I don't use a vernier on the camshaft sprocket either. I simply broached two more keyways at random.
 
Holmeslice » Mon Sep 17, 2012 10:23 am
When i got Peel leaned over in a corner with my elbow stirring up THE Gravel I use that long flexy camshaft to fire big bang wheel spin go lift front wheel so not using any front tire for steering leaving all corner cripples in my skinny cam wake.

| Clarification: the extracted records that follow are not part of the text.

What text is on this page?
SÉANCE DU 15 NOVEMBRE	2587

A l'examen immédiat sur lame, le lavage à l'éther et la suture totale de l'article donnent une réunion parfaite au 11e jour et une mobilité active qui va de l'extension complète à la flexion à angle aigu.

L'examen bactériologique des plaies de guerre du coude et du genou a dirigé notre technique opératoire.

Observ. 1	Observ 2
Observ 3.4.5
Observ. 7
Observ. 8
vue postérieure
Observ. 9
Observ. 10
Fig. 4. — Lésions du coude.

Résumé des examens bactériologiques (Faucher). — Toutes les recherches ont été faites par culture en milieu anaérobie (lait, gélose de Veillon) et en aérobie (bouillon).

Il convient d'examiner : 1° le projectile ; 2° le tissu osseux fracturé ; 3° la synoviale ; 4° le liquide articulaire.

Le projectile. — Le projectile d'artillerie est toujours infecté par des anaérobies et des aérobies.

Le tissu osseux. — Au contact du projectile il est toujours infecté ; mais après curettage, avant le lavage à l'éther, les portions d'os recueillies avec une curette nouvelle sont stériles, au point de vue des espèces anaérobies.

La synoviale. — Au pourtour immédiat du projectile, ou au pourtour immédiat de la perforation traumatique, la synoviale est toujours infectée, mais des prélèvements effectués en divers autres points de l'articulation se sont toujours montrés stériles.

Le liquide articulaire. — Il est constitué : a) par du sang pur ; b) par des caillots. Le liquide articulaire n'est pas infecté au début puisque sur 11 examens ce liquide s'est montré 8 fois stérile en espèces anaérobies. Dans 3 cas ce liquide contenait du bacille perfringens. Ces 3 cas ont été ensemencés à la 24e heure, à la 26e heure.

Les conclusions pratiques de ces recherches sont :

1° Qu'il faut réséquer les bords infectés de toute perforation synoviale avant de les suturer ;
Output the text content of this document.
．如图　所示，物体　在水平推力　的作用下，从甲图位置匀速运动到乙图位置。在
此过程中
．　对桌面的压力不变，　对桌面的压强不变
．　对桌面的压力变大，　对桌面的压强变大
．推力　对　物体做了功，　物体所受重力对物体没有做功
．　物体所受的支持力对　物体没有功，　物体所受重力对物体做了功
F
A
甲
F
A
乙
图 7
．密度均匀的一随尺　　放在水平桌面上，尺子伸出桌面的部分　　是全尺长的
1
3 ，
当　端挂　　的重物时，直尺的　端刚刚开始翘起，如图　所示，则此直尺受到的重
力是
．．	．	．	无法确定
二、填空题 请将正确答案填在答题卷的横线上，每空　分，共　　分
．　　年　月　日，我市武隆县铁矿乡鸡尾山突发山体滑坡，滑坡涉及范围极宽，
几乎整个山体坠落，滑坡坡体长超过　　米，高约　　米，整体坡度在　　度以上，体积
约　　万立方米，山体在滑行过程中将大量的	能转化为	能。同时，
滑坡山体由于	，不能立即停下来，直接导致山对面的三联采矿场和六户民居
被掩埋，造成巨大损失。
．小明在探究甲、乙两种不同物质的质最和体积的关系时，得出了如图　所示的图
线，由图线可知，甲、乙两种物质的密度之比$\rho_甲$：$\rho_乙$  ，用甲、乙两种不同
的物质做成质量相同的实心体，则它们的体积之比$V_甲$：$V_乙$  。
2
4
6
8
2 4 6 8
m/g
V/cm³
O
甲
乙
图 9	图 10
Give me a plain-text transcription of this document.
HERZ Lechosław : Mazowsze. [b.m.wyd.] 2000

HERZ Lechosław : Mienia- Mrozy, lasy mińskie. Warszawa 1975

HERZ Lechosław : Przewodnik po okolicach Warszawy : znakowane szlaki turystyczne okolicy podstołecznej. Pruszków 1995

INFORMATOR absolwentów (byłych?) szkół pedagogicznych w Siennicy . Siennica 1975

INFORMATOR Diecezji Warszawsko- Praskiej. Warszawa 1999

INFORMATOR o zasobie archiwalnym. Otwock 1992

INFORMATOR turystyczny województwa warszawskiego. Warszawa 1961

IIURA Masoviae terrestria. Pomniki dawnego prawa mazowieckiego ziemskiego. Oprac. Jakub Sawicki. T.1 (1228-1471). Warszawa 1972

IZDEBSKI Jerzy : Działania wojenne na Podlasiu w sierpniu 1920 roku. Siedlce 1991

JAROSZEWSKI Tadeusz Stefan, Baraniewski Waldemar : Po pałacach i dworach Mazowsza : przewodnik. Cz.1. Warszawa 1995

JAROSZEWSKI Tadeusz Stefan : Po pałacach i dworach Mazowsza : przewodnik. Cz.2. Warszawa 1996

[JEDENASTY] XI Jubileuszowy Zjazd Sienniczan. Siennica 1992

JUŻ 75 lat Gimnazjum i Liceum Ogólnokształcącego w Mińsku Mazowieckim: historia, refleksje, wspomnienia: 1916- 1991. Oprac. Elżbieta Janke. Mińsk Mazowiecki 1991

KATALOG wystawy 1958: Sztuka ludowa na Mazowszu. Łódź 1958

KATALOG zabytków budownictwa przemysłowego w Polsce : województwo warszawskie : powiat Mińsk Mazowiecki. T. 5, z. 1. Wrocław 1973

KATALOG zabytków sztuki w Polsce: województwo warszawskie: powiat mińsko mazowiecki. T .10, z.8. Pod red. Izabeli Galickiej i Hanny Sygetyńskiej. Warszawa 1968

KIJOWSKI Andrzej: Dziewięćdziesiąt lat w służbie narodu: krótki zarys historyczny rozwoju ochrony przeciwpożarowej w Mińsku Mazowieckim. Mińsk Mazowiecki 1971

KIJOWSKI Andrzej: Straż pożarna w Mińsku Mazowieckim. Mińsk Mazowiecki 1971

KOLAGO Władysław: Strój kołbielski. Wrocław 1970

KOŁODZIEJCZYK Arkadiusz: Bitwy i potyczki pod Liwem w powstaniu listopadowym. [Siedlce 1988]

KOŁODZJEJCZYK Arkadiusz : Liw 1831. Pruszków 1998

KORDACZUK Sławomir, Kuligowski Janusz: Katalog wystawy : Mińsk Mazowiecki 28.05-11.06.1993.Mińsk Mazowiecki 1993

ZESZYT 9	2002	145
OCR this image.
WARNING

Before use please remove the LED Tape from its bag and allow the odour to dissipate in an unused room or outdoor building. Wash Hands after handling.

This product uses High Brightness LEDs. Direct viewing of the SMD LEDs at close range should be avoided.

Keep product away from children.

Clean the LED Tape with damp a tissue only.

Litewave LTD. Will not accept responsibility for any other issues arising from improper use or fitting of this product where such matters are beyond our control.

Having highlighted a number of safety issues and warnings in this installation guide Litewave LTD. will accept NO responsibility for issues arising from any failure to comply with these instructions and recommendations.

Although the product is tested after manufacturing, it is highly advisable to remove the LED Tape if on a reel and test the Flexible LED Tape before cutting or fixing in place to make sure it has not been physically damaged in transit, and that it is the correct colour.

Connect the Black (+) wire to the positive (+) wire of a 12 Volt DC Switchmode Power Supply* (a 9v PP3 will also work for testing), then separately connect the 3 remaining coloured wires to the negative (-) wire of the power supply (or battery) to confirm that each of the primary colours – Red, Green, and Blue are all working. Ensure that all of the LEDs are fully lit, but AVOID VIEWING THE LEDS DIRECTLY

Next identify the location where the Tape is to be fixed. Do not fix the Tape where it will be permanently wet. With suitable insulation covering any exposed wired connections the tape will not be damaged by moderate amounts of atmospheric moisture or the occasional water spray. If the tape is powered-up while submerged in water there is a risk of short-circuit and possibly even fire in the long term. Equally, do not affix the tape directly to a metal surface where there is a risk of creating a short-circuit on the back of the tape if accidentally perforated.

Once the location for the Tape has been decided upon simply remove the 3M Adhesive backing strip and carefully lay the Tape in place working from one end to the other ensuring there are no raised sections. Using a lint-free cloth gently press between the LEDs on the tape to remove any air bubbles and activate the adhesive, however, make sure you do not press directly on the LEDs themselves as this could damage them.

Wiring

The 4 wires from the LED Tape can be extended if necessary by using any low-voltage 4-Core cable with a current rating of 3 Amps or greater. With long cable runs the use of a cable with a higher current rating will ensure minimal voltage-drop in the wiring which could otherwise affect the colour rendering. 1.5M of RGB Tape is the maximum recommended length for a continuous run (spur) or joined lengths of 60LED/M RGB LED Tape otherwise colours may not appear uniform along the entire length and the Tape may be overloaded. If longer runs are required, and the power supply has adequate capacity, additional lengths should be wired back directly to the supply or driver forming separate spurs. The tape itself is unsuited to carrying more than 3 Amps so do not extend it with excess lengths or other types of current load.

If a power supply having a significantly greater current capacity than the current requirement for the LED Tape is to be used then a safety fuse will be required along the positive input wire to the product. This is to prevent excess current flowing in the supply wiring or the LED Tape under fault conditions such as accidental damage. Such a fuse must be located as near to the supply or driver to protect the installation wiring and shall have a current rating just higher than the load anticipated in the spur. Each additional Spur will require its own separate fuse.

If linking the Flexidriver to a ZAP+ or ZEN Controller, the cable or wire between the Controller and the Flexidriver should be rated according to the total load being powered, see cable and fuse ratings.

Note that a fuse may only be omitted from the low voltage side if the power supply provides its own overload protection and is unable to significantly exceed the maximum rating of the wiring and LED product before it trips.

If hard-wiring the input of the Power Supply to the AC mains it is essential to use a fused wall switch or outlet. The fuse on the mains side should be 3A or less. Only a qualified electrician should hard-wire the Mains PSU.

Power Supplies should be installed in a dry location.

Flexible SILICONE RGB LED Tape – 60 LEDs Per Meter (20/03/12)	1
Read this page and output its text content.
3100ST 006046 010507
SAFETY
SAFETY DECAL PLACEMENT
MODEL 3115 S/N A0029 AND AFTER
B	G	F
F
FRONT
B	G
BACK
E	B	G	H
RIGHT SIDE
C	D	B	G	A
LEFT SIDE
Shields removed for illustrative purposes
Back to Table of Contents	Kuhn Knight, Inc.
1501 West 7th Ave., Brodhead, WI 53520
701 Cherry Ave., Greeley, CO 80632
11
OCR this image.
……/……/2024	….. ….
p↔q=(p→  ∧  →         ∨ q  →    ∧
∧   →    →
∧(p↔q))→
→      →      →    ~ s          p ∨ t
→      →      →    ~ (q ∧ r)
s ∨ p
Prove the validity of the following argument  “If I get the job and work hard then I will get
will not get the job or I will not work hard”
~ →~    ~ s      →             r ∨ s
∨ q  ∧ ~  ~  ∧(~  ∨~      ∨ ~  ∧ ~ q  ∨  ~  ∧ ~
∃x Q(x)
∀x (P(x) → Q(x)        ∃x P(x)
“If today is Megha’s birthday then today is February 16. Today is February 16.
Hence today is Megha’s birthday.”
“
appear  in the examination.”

Oh NO! Kenny you can't lean that far on THE Gravel w/o taking off more than ends of elbow and knee nor get traction enough to lift front off surface but by golly I'll take all the ribbing in the world as long as i can keep the ingenious isolastic power unit and 360's power hits to get that dang dangerous front unloaded out of any traction to matter when kicking up stones for fun. Most fun is to get spun loose before the turn leaving dark tire trace marks separated somewhat all the way around. Guess what it will look like when Peel reaches tarmac again? I see yoose racers sticking stuff way out in the breeze, jeeze Louise on Peel I'm frantically pulling body parts in on surprise contact for more clearance for gosh sakes. Don't know if her dolly training wheels should go on bar ends or cage ends yet : ) Get over on peg pogo-ing state then nail it WOT, that's when Peel gets funnest on pavement. If ya want a sense of Fast Graveling, just let half the air out of tires and remove brakes then spin rear right up accelerating into that hook back at Barbers... one after another. That's what Norris D drag cam is for in Peel, trip down power out of there! Bring on them camshaftless hot peaky 2 smokes there's a 4 stroke clunker eager to tango. Try that lazy flattracker wide cross up antics and see where that leads ya.